A Father’s Determination
The year was 2014 and I remember myself sitting in the doctor’s office with a horrible sinking feeling in my stomach.
The doctor had just informed me that I had been diagnosed with a rare cancer called mesothelioma, and he had given me only 12 months to live. In four months my son would have his first birthday. I quickly determined in my mind that no matter what happens, I will pull through. Not only to be with him on his birthday, but to be there with him when he leaves for his first day of school. I will be there for him.
The decision had been made in my mind, I am going to live. It doesn’t matter that the doctor says I may only have four months, what matters is being there for my family. And that means I must live.
The doctor recommended chemo therapy to slow the growth of the cancer but I was still in a state of shock and unable to process everything he was saying. Realizing that I wasn’t very capable of thinking at the moment the doctor sent me home and wrote down some information for me to think about when I came out of shock.
I vaguely remember coming home and telling my wife the news but don’t recall much of the rest of that day. The next day I had overcome the initial shock of the prognosis and was ready to fight for my life. I started researching everything I could about mesothelioma and how it was going to affect me. In my research I actually came across a man who had once been in a very similar situation to me.
James ‘Rhio’ O’Conner had been diagnosed with mesothelioma and had faced the same prognosis that I had just faced. Rhio inspired me because he faced the same thing I faced, had the same desires I had, and he ended up living for over seven years after being diagnosed. He did it. The knowledge that someone else had been able to accomplish what I longed to accomplish strengthened me in my battle against cancer and gave me the fuel I needed to keep on going.
Naturally I started reading on his website survivingmesothelioma.com about the process that Rhio went through and how he was able to fight off the disease for so long. What really grabbed my attention was when I saw that Rhio actually decided not to use the treatments that his doctor recommended. Being an average person who didn’t know much about medicine I had trusted my doctor to recommend suitable treatments for anything that may harm me so I was shocked when I saw that he had thrown it all aside.
Now I was very skeptical of products not recommended by a doctor but I had documented evidence that these alternative treatments had, in fact, already worked for at least one other person before me. So I started to actually look at the treatments the doctor had written down for me to take home and think about. The doctor had recommended chemo therapy but had advised me that the chemo was only expected to slow the growth of the cancer cells and was unlikely to cure it. The therapy would also be demanding on my body and could cause several unnatural side effects which would drastically lower my quality of life. In contrast, Rhio had chosen to follow a very natural plan that was focused on proper nutrition, mind-body medicine, and determination to live.

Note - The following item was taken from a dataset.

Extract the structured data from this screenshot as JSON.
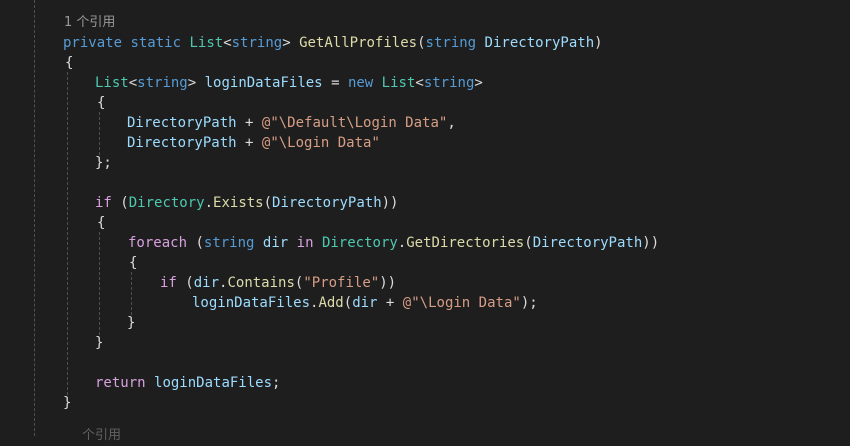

After doing some more research to make sure I had covered all my possible options I sat down to weigh the advantages and disadvantages of each treatment plan. The decision was obvious in my mind. If I wanted to truly fight through this battle then there was no way that I could adopt a losing attitude and follow a treatment such as chemo that was only designed to slow it down. I was determined to beat this thing and therefore I needed something more long term. Like Rhio, I made my own decision to not follow the recommended treatment and instead chose to fight by using a very similar approach to his.
Well, that was over two years ago and yesterday my family celebrated my son’s third birthday. I’ve been following a natural approach to fighting cancer and I’m still going. The cancer isn’t gone but I’ve already surpassed the 18 month life expectancy that the doctor told me and I certainly don’t plan on giving in anytime soon. But that said, I’m not going to lie—some days it has been pretty tough to wake up knowing that I have a deadly disease inside me, but I just look at my son and remember that giving in isn’t an option. He needs me.